Destek Almaları Gerekir mi? Nasıl Bir Yol İzlemeliler?
Kendi çabalarınıza rağmen hala kendinizi sıkıntıda hissediyorsanız, hastalığa uyum süreci uzamışsa ya da duygularınızın şiddetinde zaman içerisinde bir azalma olmadıysa, hem sizin, hem de ailenizin psikolojik profesyonel yardım almanızda fayda vardır.
Şeker hastalarında etkin bir tedavi uygulanmasına rağmen, kan şekeri kontrol altına alınamadığında, hastaların psikolojik değerlendirmeye alınması gerekir.
Yetişkinlerde görülen şeker hastalığında, tedavi gerektirecek kadar psikolojik bozuklukların olması % 20 oranındadır. Bu yüzden şeker hastalarının fiziksel muayenesi dışında, ruhsal, duygusal ve davranışsal durumlarının değerlendirilmesi gerekir. Bu sorunların tedavisinde, hem kan şekerinin kontrol altına alınması, hem de depresyon belirtilerinin ortadan kaldırılmasını öneren eşgüdümlü bir yaklaşım sergilenir.
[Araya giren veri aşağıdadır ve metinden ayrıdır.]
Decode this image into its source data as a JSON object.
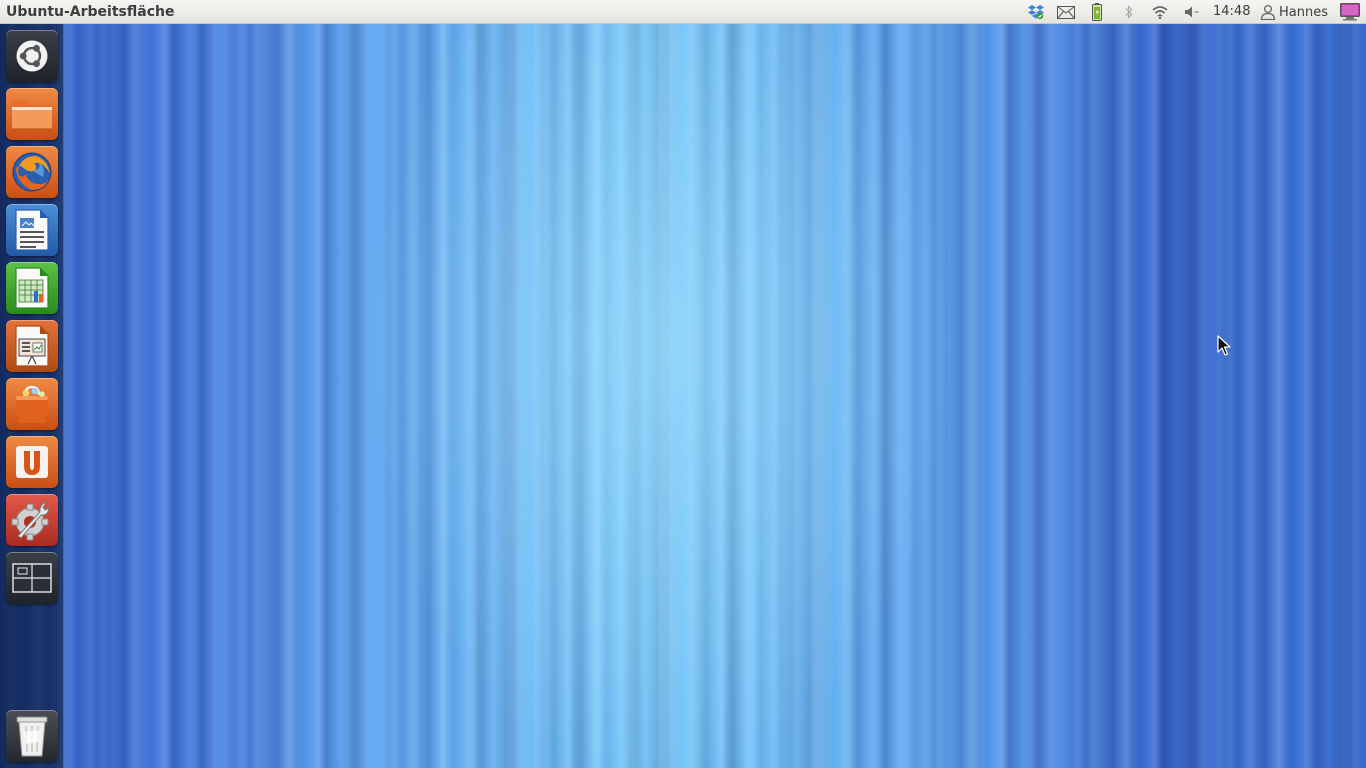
{
  "panel": {
    "window_title": "Ubuntu-Arbeitsfläche",
    "clock": "14:48",
    "user_name": "Hannes",
    "indicators": [
      "dropbox-icon",
      "mail-icon",
      "battery-icon",
      "bluetooth-icon",
      "wifi-icon",
      "volume-icon",
      "session-icon"
    ]
  },
  "launcher": {
    "items": [
      {
        "icon": "ubuntu-logo-icon",
        "name": "dash-home"
      },
      {
        "icon": "folder-icon",
        "name": "files"
      },
      {
        "icon": "firefox-icon",
        "name": "firefox"
      },
      {
        "icon": "writer-document-icon",
        "name": "libreoffice-writer"
      },
      {
        "icon": "calc-spreadsheet-icon",
        "name": "libreoffice-calc"
      },
      {
        "icon": "impress-presentation-icon",
        "name": "libreoffice-impress"
      },
      {
        "icon": "shopping-bag-icon",
        "name": "software-center"
      },
      {
        "icon": "ubuntu-one-icon",
        "name": "ubuntu-one"
      },
      {
        "icon": "gear-wrench-icon",
        "name": "system-settings"
      },
      {
        "icon": "workspace-switcher-icon",
        "name": "workspace-switcher"
      },
      {
        "icon": "trash-icon",
        "name": "trash"
      }
    ]
  },
  "colors": {
    "panel_bg": "#ebe9e5",
    "panel_text": "#3c3c3c",
    "launcher_bg": "#13284f",
    "wallpaper_primary": "#4a86e6",
    "wallpaper_light": "#72c6fa"
  }
}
Düzenli bedensel egzersiz, ilaç ve psikoterapi yaklaşımları önerilir.
Hastalığa Karşı Reaksiyonlar, İnkar
Yaşam boyu süren bir hastalık olan diyabet tanısı konduktan sonra, yaşam tarzında zaman zaman sizi oldukça zorlayacak değişiklikler yapmak zorunda kalınır. Diyabet tanısı alan kişide psikolojik tepkiler inkar, öfke, korku ve kaygı, depresyon ve suçluluk duyguları sayılabilir.
İnkar : Size doktor tarafından konulan “Diyabetes Mellitus” tanısı almadığınızı ya da bu hastalığın bir süre sonra geçeceğini düşünebilirsiniz. İlaçlarınızı almayı ya da kan şekeri düzeyinizi ölçmeyi bilinçli olarak ihmal edebilir, sağlıksız yiyeceklere yönelebilir. Aile üyeleri de mümkün olduğunca diyabet hastalığı hakkında hiç bir şey düşünmemeye çalışabilir.
İnkar İle Baş Etme
Destekleyici aile üyeleri ve arkadaşlarınızla diyabet hakkında konuşun. Hastalık hakkında olabildiğince bilgi edinmenizin ve yakın çevreden bir diyabetik birey ile paylaşımlarda bulunmanızın da hastalığınızı kabul sürecinde size yararı olacaktır.
Farklı Yaş / Cinsiyet Gruplarında Farklılıklar
Ergen yaşlarda başlayan diyabetiklerde kişi diyabetin gerektirdiği sorumluluktan kaçınır.Çoğu ergen kendini arkadaşlarından farklı hisseder ve dışlanmaktan korkar. Büyüdükçe ve hastalığa dair bilgisi arttıkça gelecekten korkmaya başlar. Karşı cinsle yakınlaşmak, aile kurmaktan çekinir. Tanı ilk öğrenildiği dönemde ebeveyn de tanıyı kabullenmekte güçllük çeker. Diyabeti çocukluk çağında başlamış kişilerin %20’sinde psikolojik sorunlar vardır.
Tavsiyeler
Neden bazı insanların diyabeti olduğunu kimse bilmemektedir. Hiç kimse diyabet hastalığının gelişmesine neden olabilecek bir şey yapamaz. Diyabetin kendi yaptığınız bir hatanın sonucunda ortaya çıkmadığı konusunda rahat olun.
- Bu konuda uzman bir doktora danışmak
- Toplumsal etkinlere katılmak
- Düzenli bir şekilde bedensel etkinlikler yapmak
- Sağlıklı ve besleyici yiyeceklerle beslenmek
- Sağlıklı bir kiloda olmak
- Alkol kullanımını bırakılması gerekir. Alkol hem şeker hastalığında kan şekeri seviyesinde dengesizlik, hem de depresyon ilaçlarının etkisini azaltmakta etkilidir.
- Bu hastalıkların etkisinde olan hastaların ailesinden ve çevresindeki arkadaşlarından destek alması gerekir.
- Kan şekeri ve kolesterol takibi yapılmalı.